Investing involves both risks and rewards, and the larger the risk, the greater the potential for significant gains and losses of invested capital. Intuitively, we understand that in order to get bigger returns, we must accept more investing risk. But how much is too much? And how do you calculate investment risk to see if it’s a risk worth taking?
The fact that we buy tangible properties offers many investors a sense of security in private equity real estate. However, there are other dangers associated with commercial real estate investments that must be weighed against the investment’s expected return. Investors that have frames of reference to quantify risk are better able to ensure that the investment meets their objectives, goals, and tolerance.
When analysing any private real estate investment, investors should consider the following eight risk factors:
- General Market Risk. The economy, interest rates, inflation, and other market developments all cause ups and downs in all markets. Market shocks can’t be avoided, but investors may protect themselves with a diversified portfolio and a plan based on overall market conditions.
- Asset-Level Risk. Every investment in an asset type bears some risks. Because demand for apartments is constant in both good and poor economies, multifamily real estate is considered low-risk and so often provides lower profits. Hotels, with their short, seasonal stays and dependence on business and tourism travel, provide significantly more risk than either apartments or offices, as they are less sensitive to consumer demand than shopping malls.

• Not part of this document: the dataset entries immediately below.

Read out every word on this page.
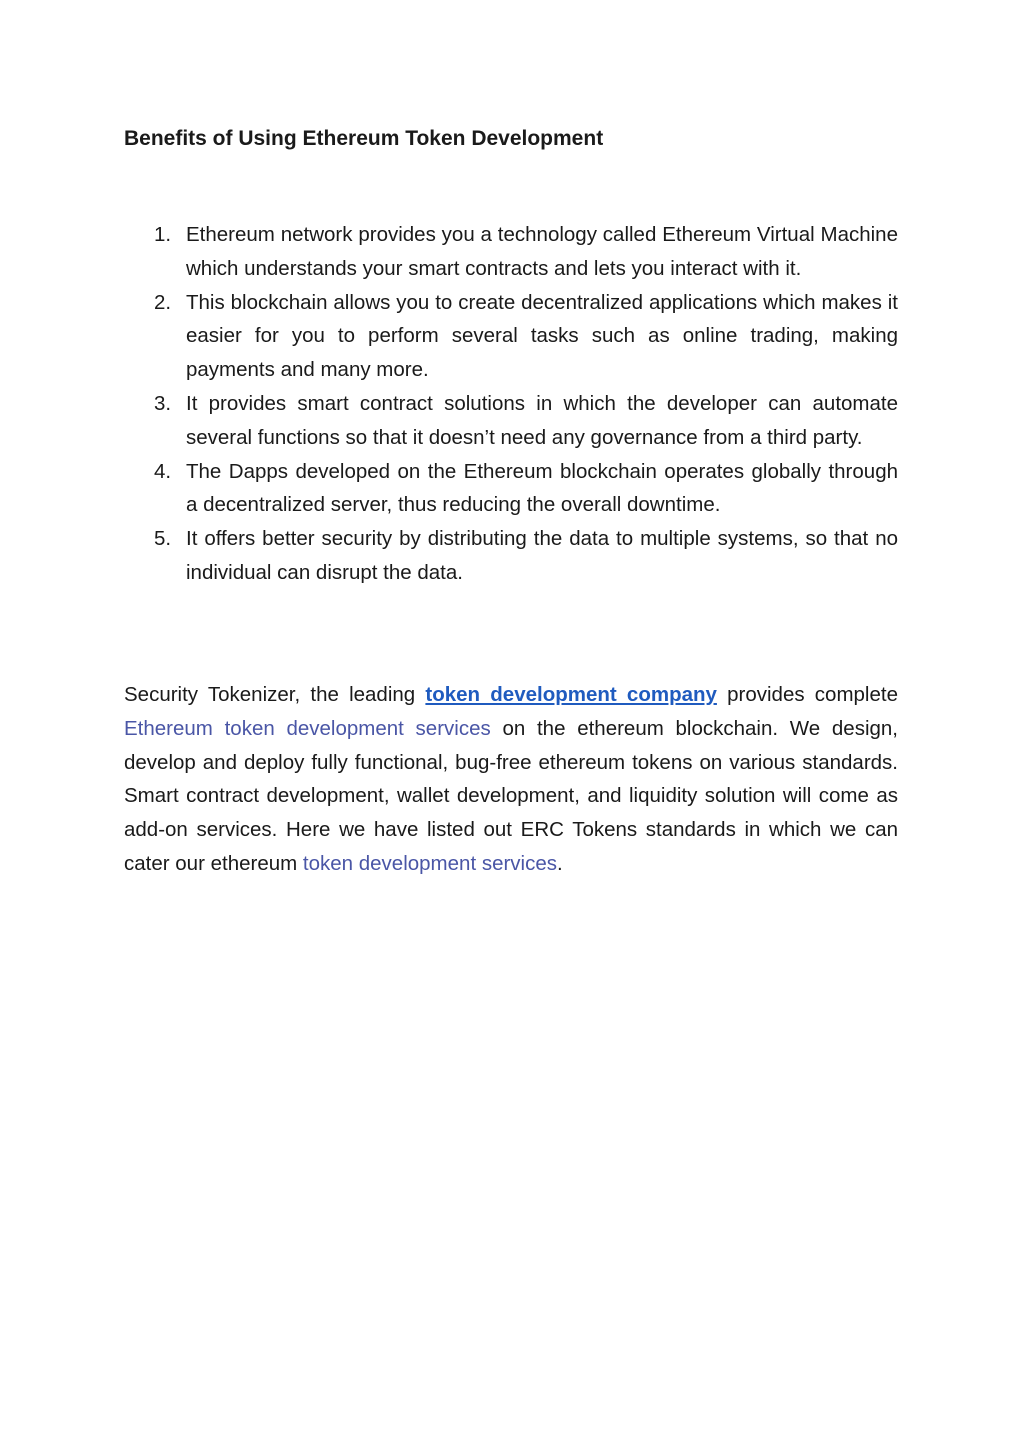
Benefits of Using Ethereum Token Development
1. Ethereum network provides you a technology called Ethereum Virtual Machine which understands your smart contracts and lets you interact with it.
2. This blockchain allows you to create decentralized applications which makes it easier for you to perform several tasks such as online trading, making payments and many more.
3. It provides smart contract solutions in which the developer can automate several functions so that it doesn’t need any governance from a third party.
4. The Dapps developed on the Ethereum blockchain operates globally through a decentralized server, thus reducing the overall downtime.
5. It offers better security by distributing the data to multiple systems, so that no individual can disrupt the data.

Security Tokenizer, the leading token development company provides complete Ethereum token development services on the ethereum blockchain. We design, develop and deploy fully functional, bug-free ethereum tokens on various standards. Smart contract development, wallet development, and liquidity solution will come as add-on services. Here we have listed out ERC Tokens standards in which we can cater our ethereum token development services.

- Idiosyncratic Risk. Idiosyncratic risk is risk that is unique to a certain property. The more the risk, the higher the reward. For example, construction will increase the risk of a project because it reduces the ability to collect rentals during this time. Investors take on more sorts of risk than only construction risk when developing a plot from the ground up. There’s also entitlement risk, which refers to the possibility that government agencies with jurisdiction over a project will fail to issue the necessary approvals to allow the project to move forward; environmental risks, which include everything from soil contamination to pollution; budget overruns; and political and workforce risks.
- Liquidity Risk. Before purchasing, it is necessary to analyse the market’s depth as well as how one will exit the transaction.
- Credit Risk. Value is determined by the length and consistency of the property’s income stream. Because it performs more like a bond with predictable revenue streams, the more investors are ready to pay for a property with a more stable income stream.
- Replacement cost risk. As the market’s need for space drives up lease prices in older properties, it’ll only be a matter of time before those lease rates justify new construction, increasing supply risk. What if a superior facility with comparable rentals becomes available, rendering your investment property obsolete? It’s possible that an investor won’t be able to raise rents or even achieve adequate occupancy rates.
- Structural Risk. This has nothing to do with the physical structure of a building; it has to do with the financial structure of the investment and the rights it grants to individual investors. Because senior debt is paid first and has top priority in the case of liquidation, it gives a lender a structural advantage over “mezzanine” or subordinated debt. Because equity is the last payout in the capital system, it carries the most risk.
- Leverage Risk. The higher the debt on an investment, the riskier it is, and the higher the return investors should expect. When a project’s debts are stressed – generally when the return on assets isn’t enough to support interest payments – investors might lose a lot of money rapidly.